The report also stated the government needs to bring together and coordinate the already existing and highly fragmented SME support initiatives. Additionally, there should be “pro-active sector orientated interventions by the government to support start-up SMEs in key growth potential areas – especially in oil and gas.”
Despite Qatar’s growing wealth, SMEs access to finance was another issue cited. Due to the country’s current economic expansion, commercial banks have other very profitable avenues to explore, like project financing and property, making it harder for SMEs to get funding.
On top of the funding issue there is also a lack of land access. The government is trying to allocate places where SMEs can thrive with the Qatar Science and Technology Park being one such idea for business development. However, only a few technology-based SMEs could locate there, while most others found it difficult to get started or expand, according to the report.
However, for SMIs, Qatar has a fairly transparent and clear-cut strategy, Mohammed al-Sada, minister of state for energy and industry affairs, told OBG that Qatar is looking to boost SMIs. He said that the government believes the best way for SMIs to flourish is for them to create joint ventures with international companies.
“SMIs are best suited to provide specialist services to the bigger industrial ventures. We believe the private sector is best suited to develop the SMIs.
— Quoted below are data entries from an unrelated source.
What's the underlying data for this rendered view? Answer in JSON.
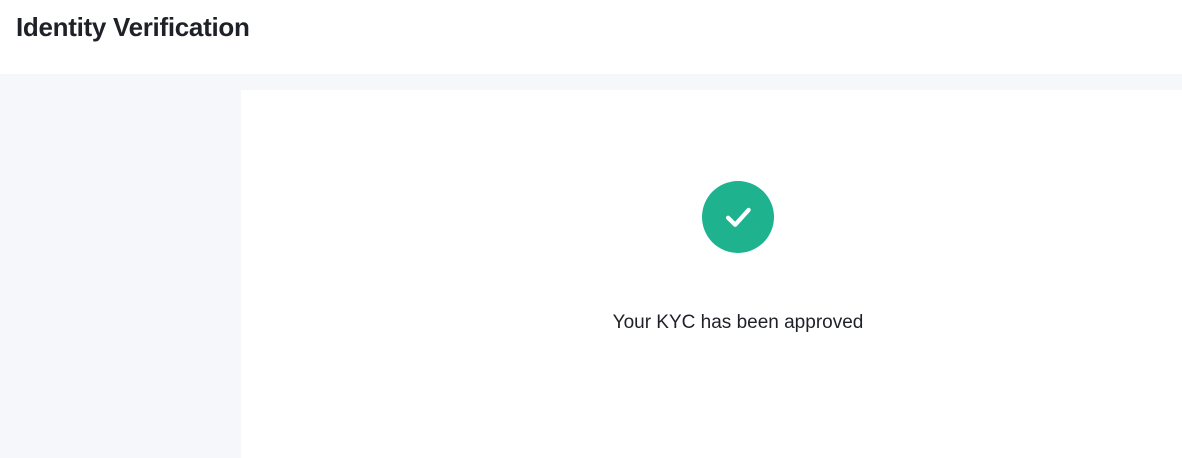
{
  "header": {
    "title": "Identity Verification"
  },
  "verification": {
    "status_icon": "check-circle-icon",
    "status_message": "Your KYC has been approved",
    "status_color": "#1eb28f"
  },
  "colors": {
    "page_background": "#f6f7fb",
    "card_background": "#ffffff",
    "text_primary": "#1f2128"
  }
}
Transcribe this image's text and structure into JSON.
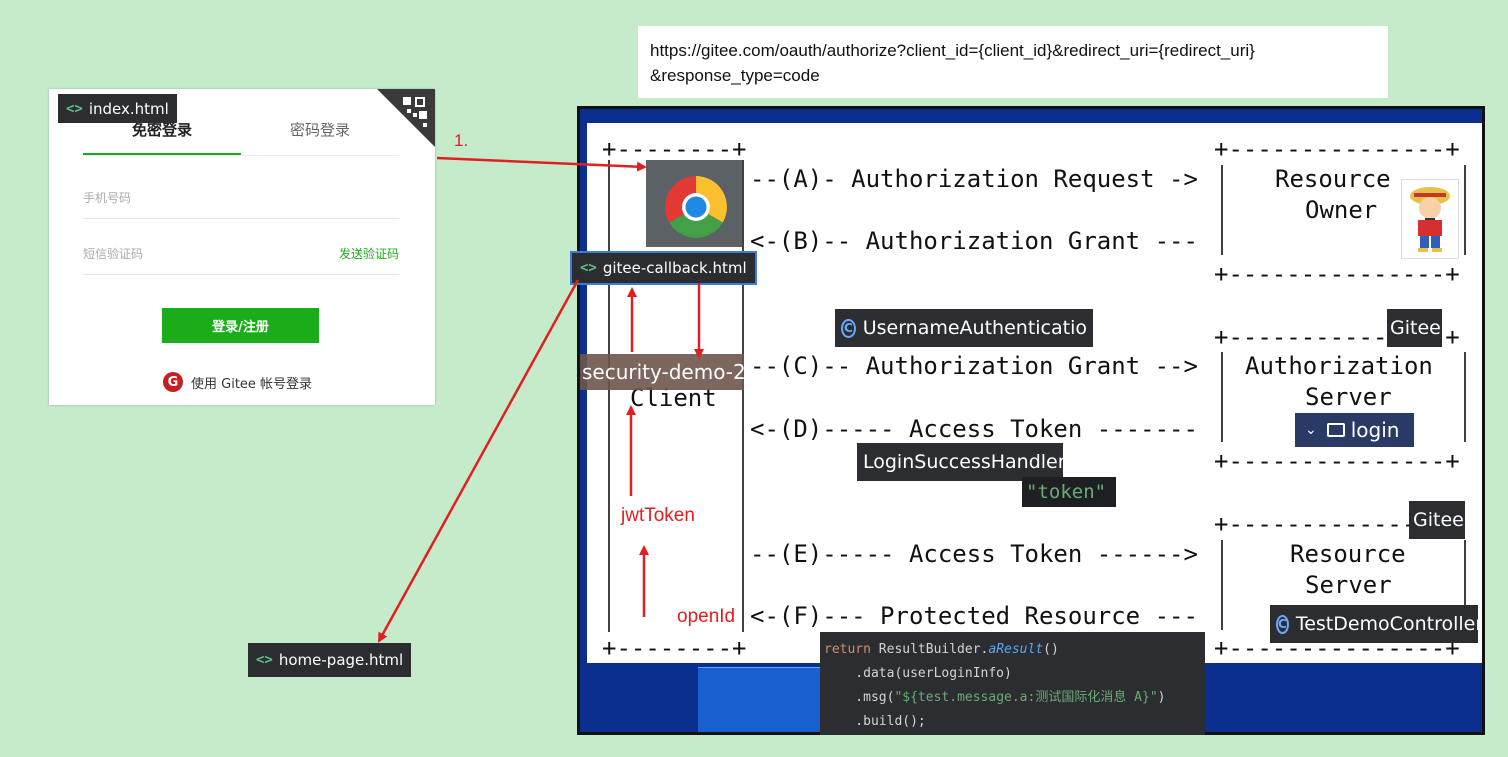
{
  "login": {
    "tab_quick": "免密登录",
    "tab_password": "密码登录",
    "phone_placeholder": "手机号码",
    "code_placeholder": "短信验证码",
    "send_code": "发送验证码",
    "login_button": "登录/注册",
    "gitee_login": "使用 Gitee 帐号登录",
    "gitee_logo_letter": "G"
  },
  "tags": {
    "index": "index.html",
    "callback": "gitee-callback.html",
    "home": "home-page.html",
    "code_icon": "<>"
  },
  "url": {
    "line1": "https://gitee.com/oauth/authorize?client_id={client_id}&redirect_uri={redirect_uri}",
    "line2": "&response_type=code"
  },
  "diagram": {
    "row_a": "--(A)- Authorization Request ->",
    "row_b": "<-(B)-- Authorization Grant ---",
    "row_c": "--(C)-- Authorization Grant -->",
    "row_d": "<-(D)----- Access Token -------",
    "row_e": "--(E)----- Access Token ------>",
    "row_f": "<-(F)--- Protected Resource ---",
    "resource_owner_1": "Resource",
    "resource_owner_2": "Owner",
    "auth_server_1": "Authorization",
    "auth_server_2": "Server",
    "resource_server_1": "Resource",
    "resource_server_2": "Server",
    "client": "Client"
  },
  "ide": {
    "username_auth": "UsernameAuthenticatio",
    "gitee_1": "Gitee",
    "gitee_2": "Gitee",
    "login_folder": "login",
    "login_success": "LoginSuccessHandler",
    "token": "\"token\"",
    "test_controller": "TestDemoController",
    "security_demo": "security-demo-2"
  },
  "code": {
    "line1_kw": "return",
    "line1_rest": " ResultBuilder.",
    "line1_fn": "aResult",
    "line1_end": "()",
    "line2": "    .data(userLoginInfo)",
    "line3_start": "    .msg(",
    "line3_str": "\"${test.message.a:测试国际化消息 A}\"",
    "line3_end": ")",
    "line4": "    .build();"
  },
  "labels": {
    "step": "1.",
    "jwt": "jwtToken",
    "openid": "openId"
  },
  "colors": {
    "background": "#c6ebcb",
    "arrow": "#e02020",
    "accent_green": "#1aad19",
    "gitee_red": "#c71d23"
  }
}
For this purpose, the government encourages the private sector to enter into joint venture partnership with sound international companies,” he told OBG.
These international companies bring knowledge and expertise that is expected to benefit Qatar’s industrialisation in the long run, said al-Sada. “We are aware that finding the right partner for the new projects to provide the technology, the required operations expertise as well as marketing experience, is extremely important to enhance and diversify Qatar’s industrial base and industrial structure.”